GA Governor calls public private partnerships "ill-conceived sell-outs"
New governor/new policy in GEORGIA: P3s 'unlikely in the near future'
By Chris Glynn
Infrastructure Investor
January 12, 2012
Georgia governor Nathan Deal characterised a late 2.3 billion toll road public-private toll road as an ill-conceived sell-out in a Tuesday speech. A GDOT spokesman added that PPPs in Georgia are 'unlikely in the near future'.
A damning rebuke of ‘West by Northwest’ as a ceding of fiscal selfhood was the highlight of a Tuesday speech by Georgia governor Nathan Deal.
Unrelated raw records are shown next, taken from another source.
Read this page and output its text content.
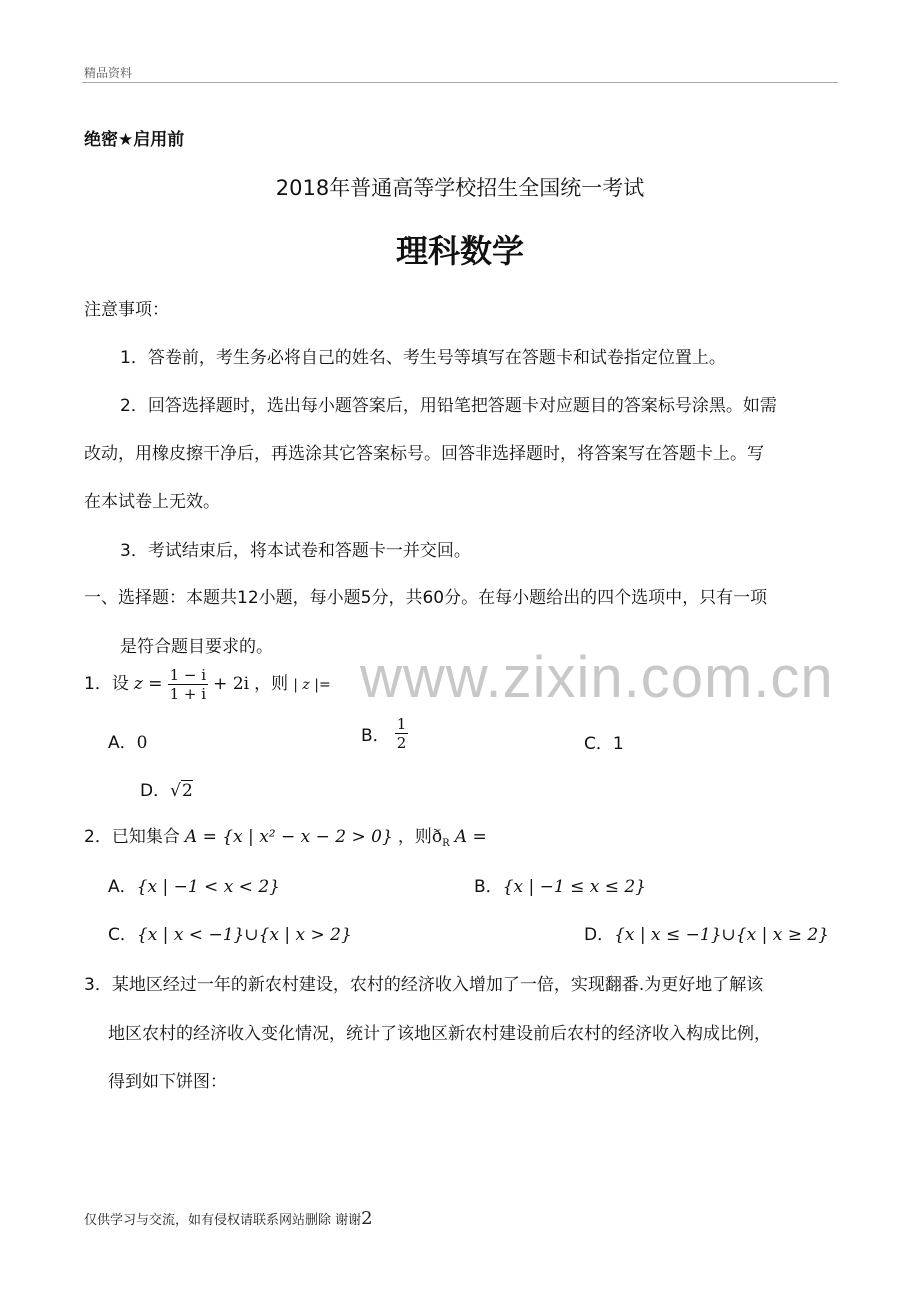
精品资料
绝密★启用前
2018年普通高等学校招生全国统一考试
理科数学
注意事项：
1．答卷前，考生务必将自己的姓名、考生号等填写在答题卡和试卷指定位置上。
2．回答选择题时，选出每小题答案后，用铅笔把答题卡对应题目的答案标号涂黑。如需
改动，用橡皮擦干净后，再选涂其它答案标号。回答非选择题时，将答案写在答题卡上。写
在本试卷上无效。
3．考试结束后，将本试卷和答题卡一并交回。
一、选择题：本题共12小题，每小题5分，共60分。在每小题给出的四个选项中，只有一项
是符合题目要求的。 www.zixin.com.cn
1．设 $z = \frac{1 - i}{1 + i} + 2i$ ，则 | z |=
A．0	B． $\frac{1}{2}$	C．1
D．√2
2．已知集合 A = {x | x² − x − 2 > 0} ，则$ð_R$ A =
A．{x | −1 < x < 2}	B．{x | −1 ≤ x ≤ 2}
C．{x | x < −1}∪{x | x > 2}	D．{x | x ≤ −1}∪{x | x ≥ 2}
3．某地区经过一年的新农村建设，农村的经济收入增加了一倍，实现翻番.为更好地了解该
地区农村的经济收入变化情况，统计了该地区新农村建设前后农村的经济收入构成比例，
得到如下饼图：
仅供学习与交流，如有侵权请联系网站删除 谢谢2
The state’s change of direction was underlined by a government spokesman who told Infrastructure Investor that public-private partnerships (PPPs) in the Peach State look “unlikely [...] in the near future”.
Speaking in his ‘State of the State’ address, Deal said he opposed a project that would jeopardise the “sovereignty” of Georgia for a “60 or 70” year period.
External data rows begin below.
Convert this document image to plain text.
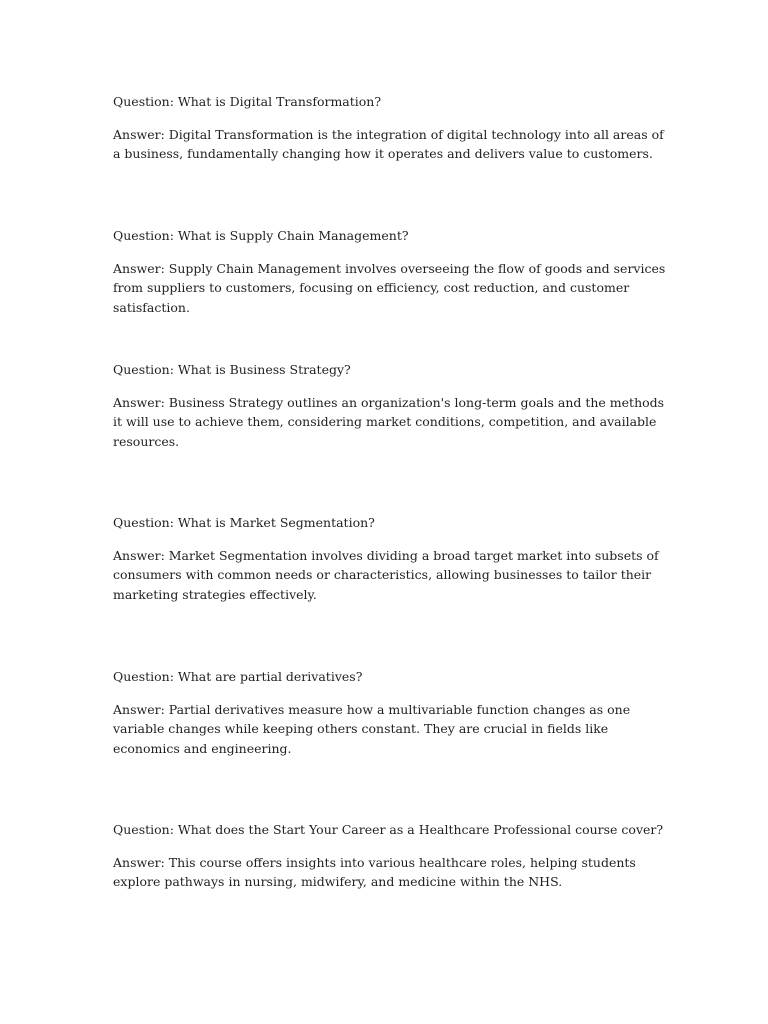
Question: What is Digital Transformation?

Answer: Digital Transformation is the integration of digital technology into all areas of a business, fundamentally changing how it operates and delivers value to customers.

Question: What is Supply Chain Management?

Answer: Supply Chain Management involves overseeing the flow of goods and services from suppliers to customers, focusing on efficiency, cost reduction, and customer satisfaction.

Question: What is Business Strategy?

Answer: Business Strategy outlines an organization's long-term goals and the methods it will use to achieve them, considering market conditions, competition, and available resources.

Question: What is Market Segmentation?

Answer: Market Segmentation involves dividing a broad target market into subsets of consumers with common needs or characteristics, allowing businesses to tailor their marketing strategies effectively.

Question: What are partial derivatives?

Answer: Partial derivatives measure how a multivariable function changes as one variable changes while keeping others constant. They are crucial in fields like economics and engineering.

Question: What does the Start Your Career as a Healthcare Professional course cover?

Answer: This course offers insights into various healthcare roles, helping students explore pathways in nursing, midwifery, and medicine within the NHS.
“Recently, we called a halt to the PPP project for the northwest corridor,” Deal said Tuesday. “I am and will be opposed to contracting away […] sovereignty for a 60 or 70 year period over a transportation corridor that is so vital to our future.”
Deal pointed out that he remained “committed” to improving the road, but stressed “there is a better way forward”.
The West by Northwest project, a 40-mile toll road expansion in Atlanta, Georgia, along Interstate 75 and Interstate 575, was hailed as a “historic” PPP within the Georgia Department of Transportation (GDOT).
The would-be toll road underscored a state-wide effort to install a PPP programme that came to fruition under a host of pro-privatisation legislation passed in 2009.
Now, with the termination of West by Northwest, the future of that PPP programme – which had positioned the Peach State as a possible leader in private investment in public infrastructure in the US – is in doubt.
“We just are not sure about the future of PPPs,” answered GDOT spokesman David Spear, adding the potential for a PPP programme “in the near future […] unlikely”.
Spear went on to explain no GDOT personnel have been dismissed as a result of the demise of the PPP effort. Brandon Beach, chairman of the GDOT PPP board, is an elected GDOT member, while Gerald Ross, charged with operating the effort, is the top GDOT engineer.
Spear on Tuesday told Infrastructure Investor that a change in direction, “philosophically”, was behind the derailing of West by Northwest.
Deal became governor of Georgia in 2011. His predecessor, Sonny Purdue, had installed the PPP programme in 2009. The privatisation push seemed to be thriving under the auspices of then-GDOT commissioner Vance Smith, a one-time state senator.
But Smith resigned in September on the eve of a Request for Proposals (RFP) for West by Northwest amid a wave of criticism. GDOT was labelled as understaffed and suffering from high personnel turnover. A month later GDOT, in an email statement, announced West by Northwest had been cancelled.